In here, we'll do the following steps:
- First define some parameters to perform grid search on. We suggest to play with
max_depth
,min_samples_leaf
, andmin_samples_split
. - Make a scorer for the model using
f1_score
. - Perform grid search on the classifier, using the parameters and the scorer.
- Fit the data to the new classifier.
- Plot the model and find the f1_score.
- If the model is not much better, try changing the ranges for the parameters and fit it again.
Hint: If you're stuck and would like to see a working solution, check the solutions notebook in this same folder.
from sklearn.metrics import make_scorer
from sklearn.model_selection import GridSearchCV
clf = DecisionTreeClassifier(random_state=42)
# TODO: Create the parameters list you wish to tune.
parameters = {'max_depth':[1,2,3,4,5], 'min_samples_leaf':[1,2,3,4,5], 'min_samples_split':[2,3,4,5] }
# TODO: Make an fbeta_score scoring object.
from sklearn.metrics import make_scorer
from sklearn.metrics import f1_score
scorer = make_scorer(f1_score)
# TODO: Perform grid search on the classifier using 'scorer' as the scoring method.
grid_obj = GridSearchCV(clf, parameters, scoring=scorer)
# TODO: Fit the grid search object to the training data and find the optimal parameters.
grid_fit = grid_obj.fit(X, y)
# TODO: Get the estimator.
best_clf = grid_fit.best_estimator_
# Fit the new model.
best_clf.fit(X_train, y_train)
# Make predictions using the new model.
best_train_predictions = best_clf.predict(X_train)
best_test_predictions = best_clf.predict(X_test)
# Calculate the f1_score of the new model.
print('The training F1 Score is', f1_score(best_train_predictions, y_train))

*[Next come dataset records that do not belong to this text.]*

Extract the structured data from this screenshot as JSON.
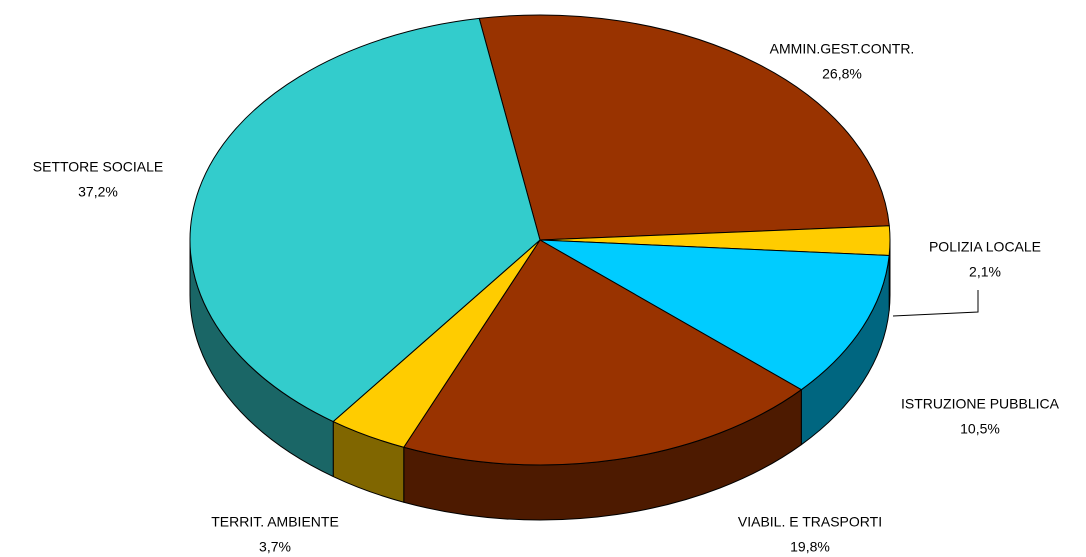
{
  "chart_data": {
    "type": "pie3d",
    "categories": [
      "AMMIN.GEST.CONTR.",
      "POLIZIA LOCALE",
      "ISTRUZIONE PUBBLICA",
      "VIABIL. E TRASPORTI",
      "TERRIT. AMBIENTE",
      "SETTORE SOCIALE"
    ],
    "values": [
      26.8,
      2.1,
      10.5,
      19.8,
      3.7,
      37.2
    ],
    "value_labels": [
      "26,8%",
      "2,1%",
      "10,5%",
      "19,8%",
      "3,7%",
      "37,2%"
    ],
    "colors": [
      "#993300",
      "#ffcc00",
      "#00ccff",
      "#993300",
      "#ffcc00",
      "#33cccc"
    ]
  }
}
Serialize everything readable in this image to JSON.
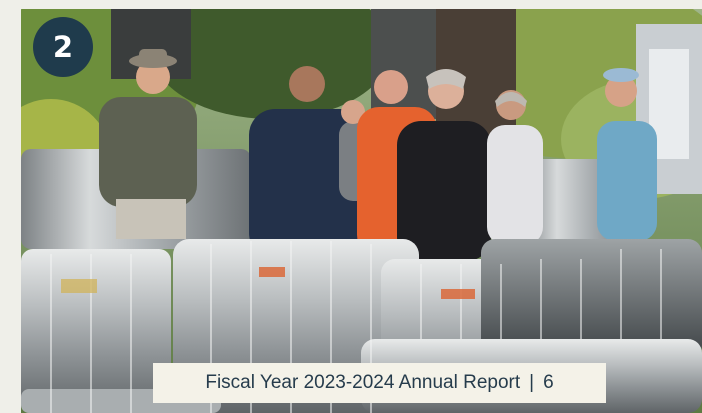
{
  "page_number_badge": "2",
  "caption": {
    "text": "Fiscal Year 2023-2024 Annual Report",
    "separator": "|",
    "page": "6"
  },
  "colors": {
    "badge_background": "#1f3b4c",
    "caption_background": "#f4f2e8",
    "caption_text": "#263c4c",
    "page_background": "#efefe9"
  },
  "photo": {
    "subject": "volunteers-standing-behind-galvanized-rain-barrels"
  }
}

print('The testing F1 Score is', f1_score(best_test_predictions, y_test))
# Plot the new model.
plot_model(X, y, best_clf)
# Let's also explore what parameters ended up being used in the new model.
best_clf
The training F1 Score is 0.814814814815
The testing F1 Score is 0.8
DecisionTreeClassifier(class_weight=None, criterion='gini', max_depth=4,
max_features=None, max_leaf_nodes=None,
min_impurity_decrease=0.0, min_impurity_split=None,
min_samples_leaf=4, min_samples_split=2,
min_weight_fraction_leaf=0.0, presort=False, random_state=42,
splitter='best')
Conclusion:
Note that by using GridSearch we improved the F1 Score from 0.7 to 0.8 (and we lost some training score, but this is ok). Also, if you look at the plot, the second model has a much simpler boundary, which implies that it's less likely to overfit.